As the demand for local food grows, an increasing number of local farms are offering their goods as a CSA.
"For the farmer, a CSA is a great way to sell their product," said Anita Deming, executive director of Cornell Cooperative Extension of Essex County.
CSA, short for Community Supported Agriculture, is a system of farming and food distribution where producers and consumers share the risk of production.
In most CSA models, members agree to buy "shares" at a certain up-front cost in the early spring. In exchange, they receive weekly portions of fresh produce during the growing season.
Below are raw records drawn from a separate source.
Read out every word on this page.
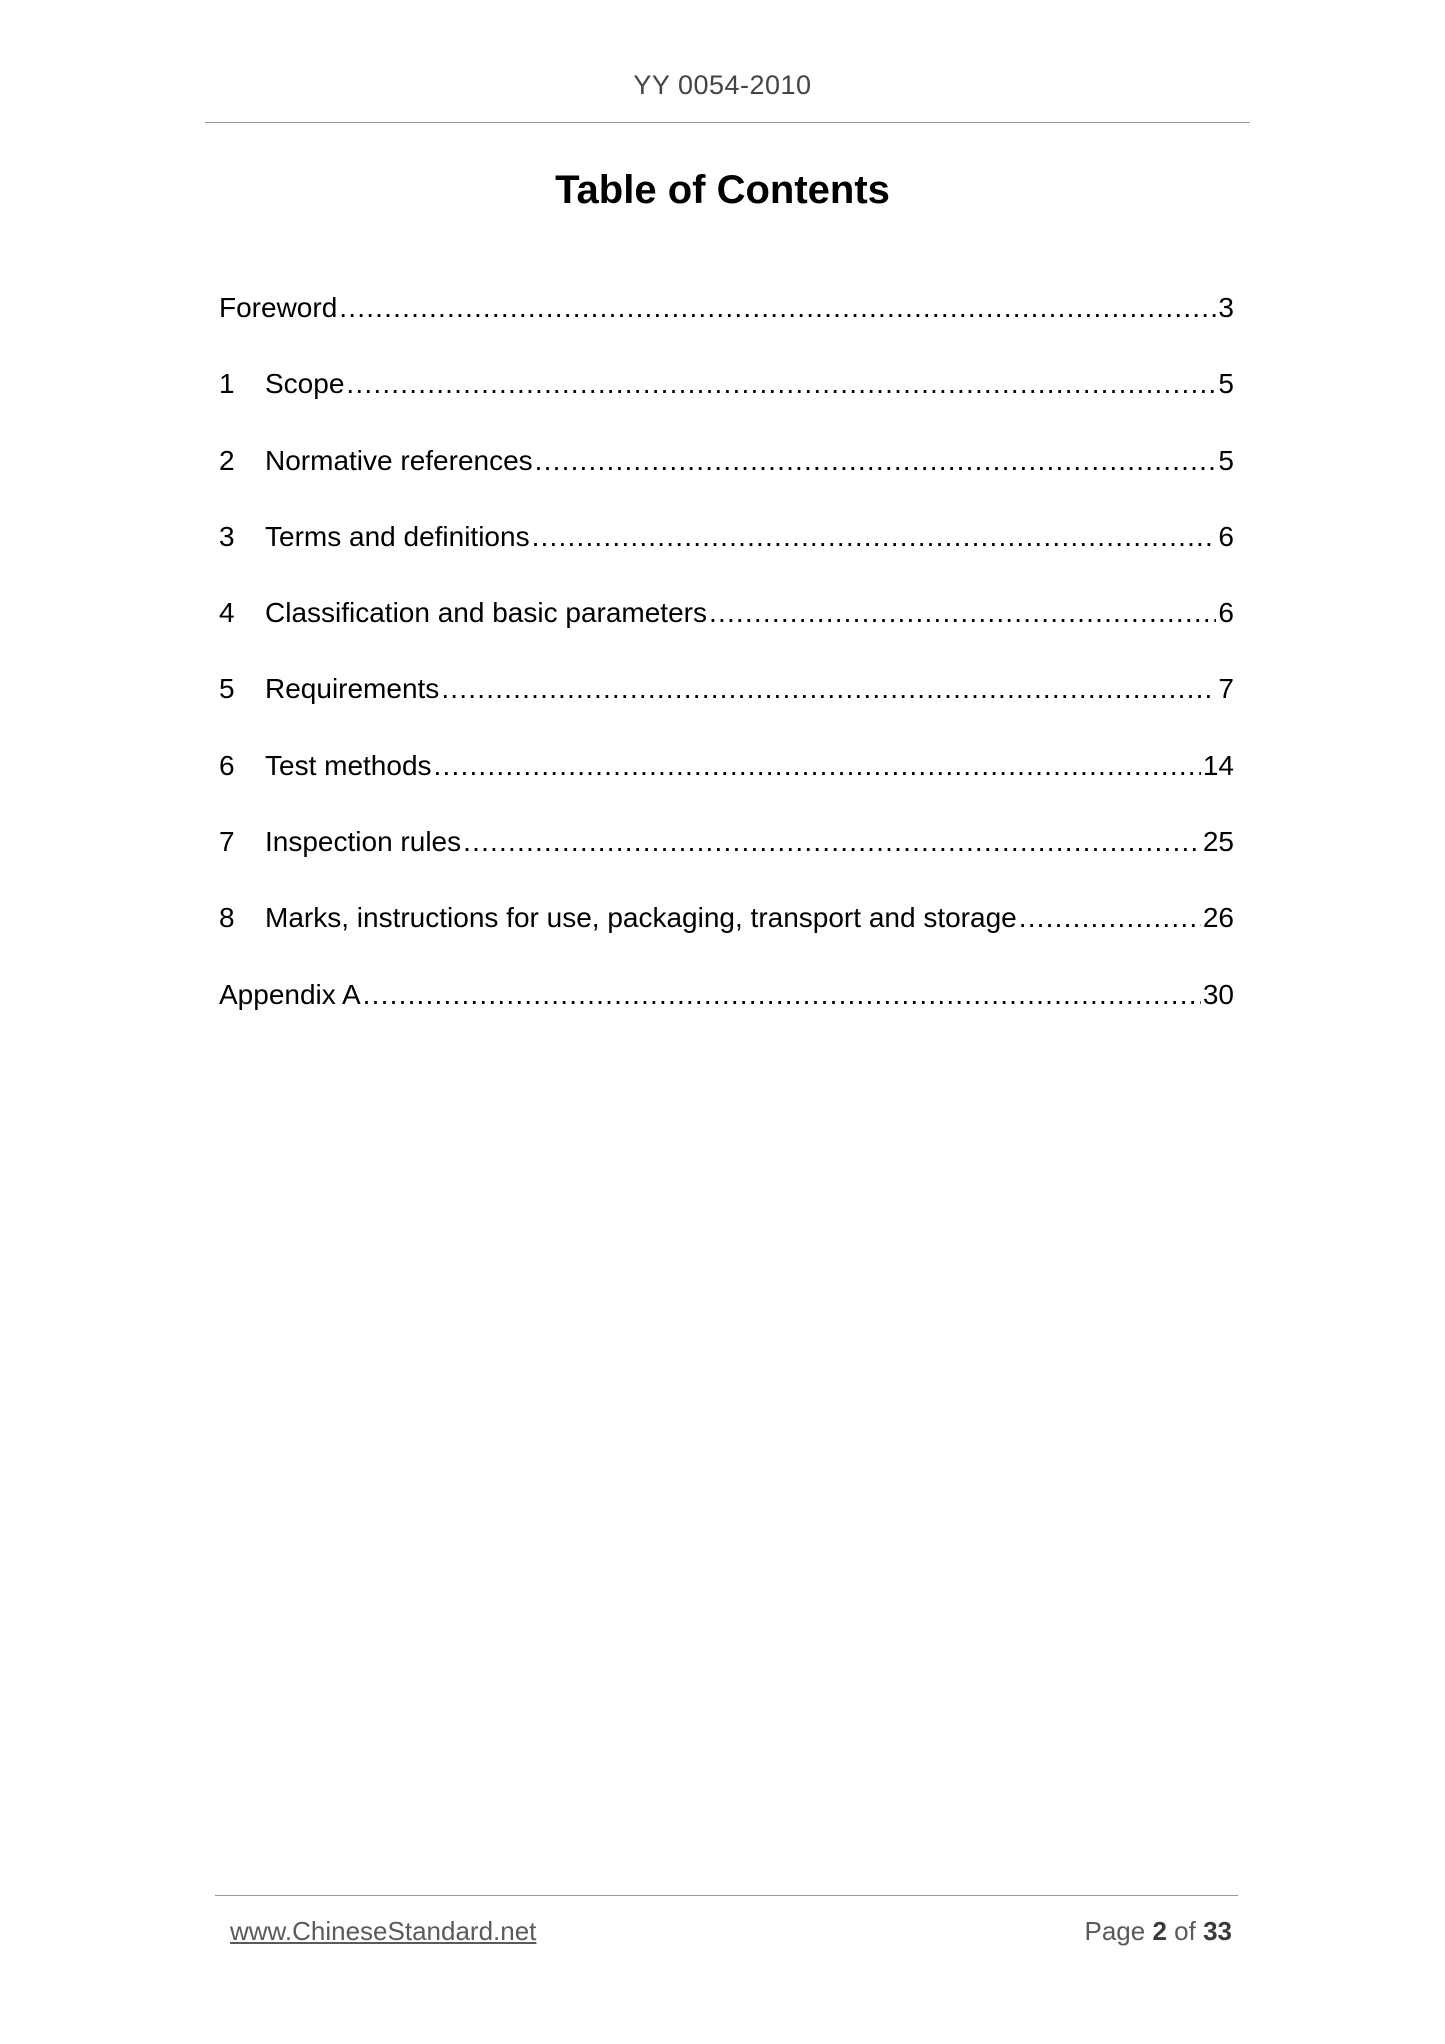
YY 0054-2010
Table of Contents
Foreword .....	3
1	Scope .....	5
2	Normative references .....	5
3	Terms and definitions .....	6
4	Classification and basic parameters .....	6
5	Requirements .....	7
6	Test methods .....	14
7	Inspection rules .....	25
8	Marks, instructions for use, packaging, transport and storage .....	26
Appendix A .....	30
www.ChineseStandard.net	Page 2 of 33
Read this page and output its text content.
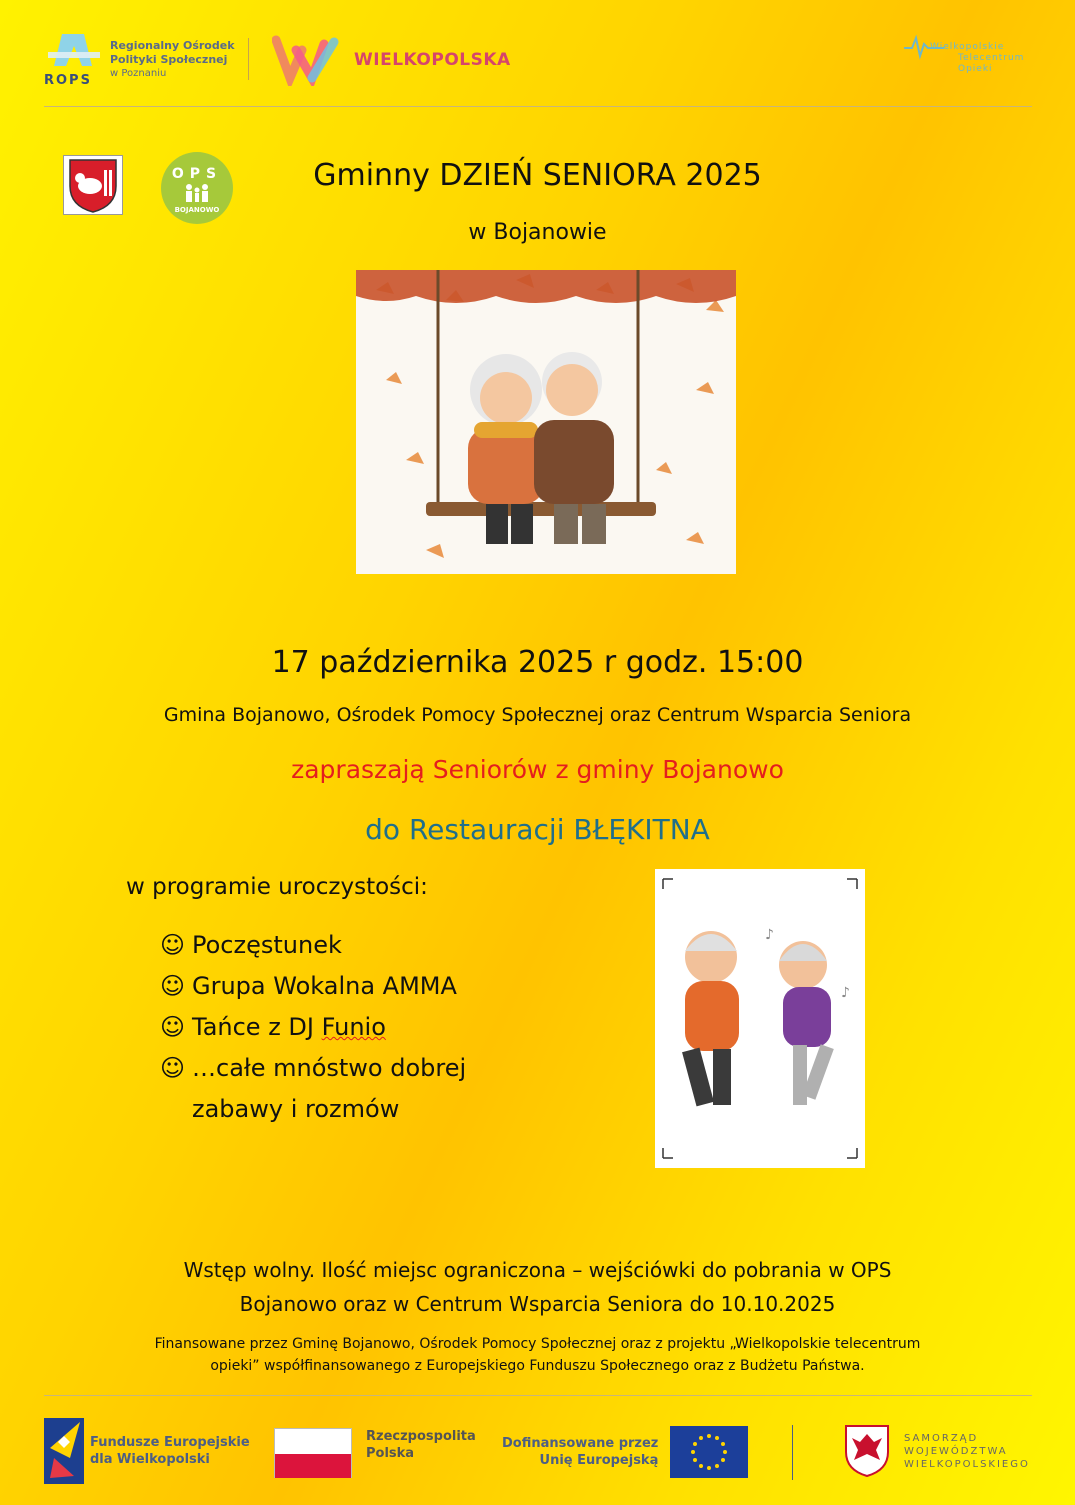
ROPS
Regionalny Ośrodek
Polityki Społecznej
w Poznaniu
WIELKOPOLSKA
Wielkopolskie
Telecentrum
Opieki
OPS
BOJANOWO
Gminny DZIEŃ SENIORA 2025
w Bojanowie
17 października 2025 r godz. 15:00
Gmina Bojanowo, Ośrodek Pomocy Społecznej oraz Centrum Wsparcia Seniora
zapraszają Seniorów z gminy Bojanowo
do Restauracji BŁĘKITNA
w programie uroczystości:
☺ Poczęstunek
☺ Grupa Wokalna AMMA
☺ Tańce z DJ Funio
☺ …całe mnóstwo dobrej
zabawy i rozmów
♪
♪
Wstęp wolny. Ilość miejsc ograniczona – wejściówki do pobrania w OPS
Bojanowo oraz w Centrum Wsparcia Seniora do 10.10.2025
Finansowane przez Gminę Bojanowo, Ośrodek Pomocy Społecznej oraz z projektu „Wielkopolskie telecentrum
opieki” współfinansowanego z Europejskiego Funduszu Społecznego oraz z Budżetu Państwa.
Fundusze Europejskie
dla Wielkopolski
Rzeczpospolita
Polska
Dofinansowane przez
Unię Europejską
SAMORZĄD
WOJEWÓDZTWA
WIELKOPOLSKIEGO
The size of the portions and variety of produce is based on what the farmer is able to grow.
"The buyer gets a good deal," said Deming, noting how the food ends up being less expensive than it would be at a farmer's market.
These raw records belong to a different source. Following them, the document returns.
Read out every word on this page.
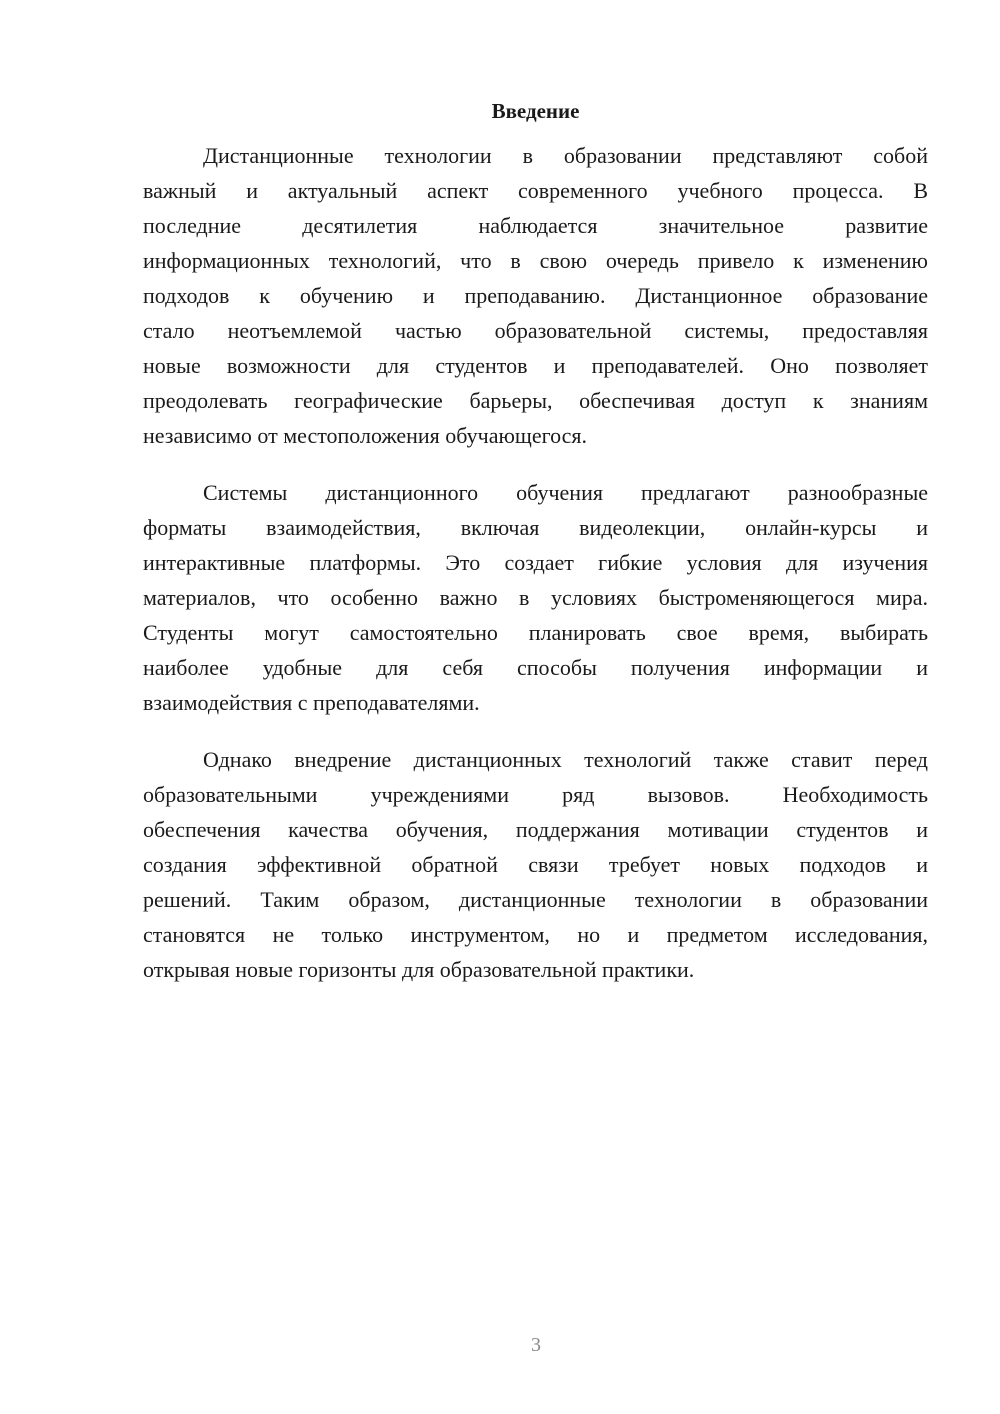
Введение

Дистанционные технологии в образовании представляют собой
важный и актуальный аспект современного учебного процесса. В
последние десятилетия наблюдается значительное развитие
информационных технологий, что в свою очередь привело к изменению
подходов к обучению и преподаванию. Дистанционное образование
стало неотъемлемой частью образовательной системы, предоставляя
новые возможности для студентов и преподавателей. Оно позволяет
преодолевать географические барьеры, обеспечивая доступ к знаниям
независимо от местоположения обучающегося.

Системы дистанционного обучения предлагают разнообразные
форматы взаимодействия, включая видеолекции, онлайн-курсы и
интерактивные платформы. Это создает гибкие условия для изучения
материалов, что особенно важно в условиях быстроменяющегося мира.
Студенты могут самостоятельно планировать свое время, выбирать
наиболее удобные для себя способы получения информации и
взаимодействия с преподавателями.

Однако внедрение дистанционных технологий также ставит перед
образовательными учреждениями ряд вызовов. Необходимость
обеспечения качества обучения, поддержания мотивации студентов и
создания эффективной обратной связи требует новых подходов и
решений. Таким образом, дистанционные технологии в образовании
становятся не только инструментом, но и предметом исследования,
открывая новые горизонты для образовательной практики.

3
"Rather than being raised for shipping, it's raised for flavor," Deming added. "You can also make input to the farmer about what you want them to grow."
Adam Hainer owns and operates Juniper Hill Farm in Wadhams, one of several farms in the area that have switched to CSA as their main form of operation.
Hainer said receiving payment in early spring - normally the time he purchases seed - saves him from having to seek annual production loans like many other farmers.
More importantly, Hainer can grow his crops with the advance knowledge that someone wants to consume them.
"It's nice to look at growing things if people really care about the end result," he said.
Hainer grows 30 varieties of organic vegetables and fruits on Juniper Hill's 10 acres, tailoring production to the demands of CSA members.
This year was Juniper Hill's third year in production and second year as a CSA. Their CSA membership started with 15 and has since doubled, allowing for expanded production.
"I think it's becoming more and more common in our country as a whole," said Hainer, noting increased desire by many people to have a better connection to the places their food originates.
While some CSAs make weekly deliveries to their members, Hainer encourages people to come pick up their weekly share at Juniper Hill.
"I know some people may look at it as an inconvenience to come out to the farm every Friday, but then they get a better connection to where their food comes from," he said. "They see the day we plant them and they see the day we're picking them."
Hainer admits his CSA members may pay an average of 20 to 30 percent more for their produce than they would at a grocery store, but said there's just no comparison when it comes to quality and taste.
"I personally don't think $23 a week for a CSA is too much when plenty of people spend that much on bottled water," he said. "I can understand if you don't want fresh vegetables, but don't tell me it's because it's too expensive."
"We're in this to feed people, not to get rich," Hainer added. "If people come to talk to us about what they need to be a part of it and what they can afford, we can try to work with them."
CSAs in the Adirondacks are also becoming more viable due to the implementation of some new technology.
The U.S. Department of Agriculture has begun to offer grants and low-interest loans to farmers to help buy high tunnels, a kind of low-cost, unheated greenhouse that allows farmers to extend the growing season of several different crops and keep them better protected from insects, disease, and damaging weather.
At Juniper Hill Farm, Hainer has put an innovative twist on his high tunnels, mounting them on tracks so they can be easily moved to cover rotating crops.
"They're worth every penny," Hainer said, noting how it's his goal to eventually provide produce to his CSA members year-round.
Local farms have also been getting a boost from Adirondack Harvest, a CCE-sponsored program that helps farmers market their goods. The program also offers training to farmers so they can do their own marketing with brochures and other promotional materials.
"The one thing we try to do is be the Web presence for these farmers," said Deming.
At www.adirondackharvest.com, visitors can find a directory of direct-market farms, farmers' markets, and even restaurants that buy local produce. The site also has references to CSAs around the region.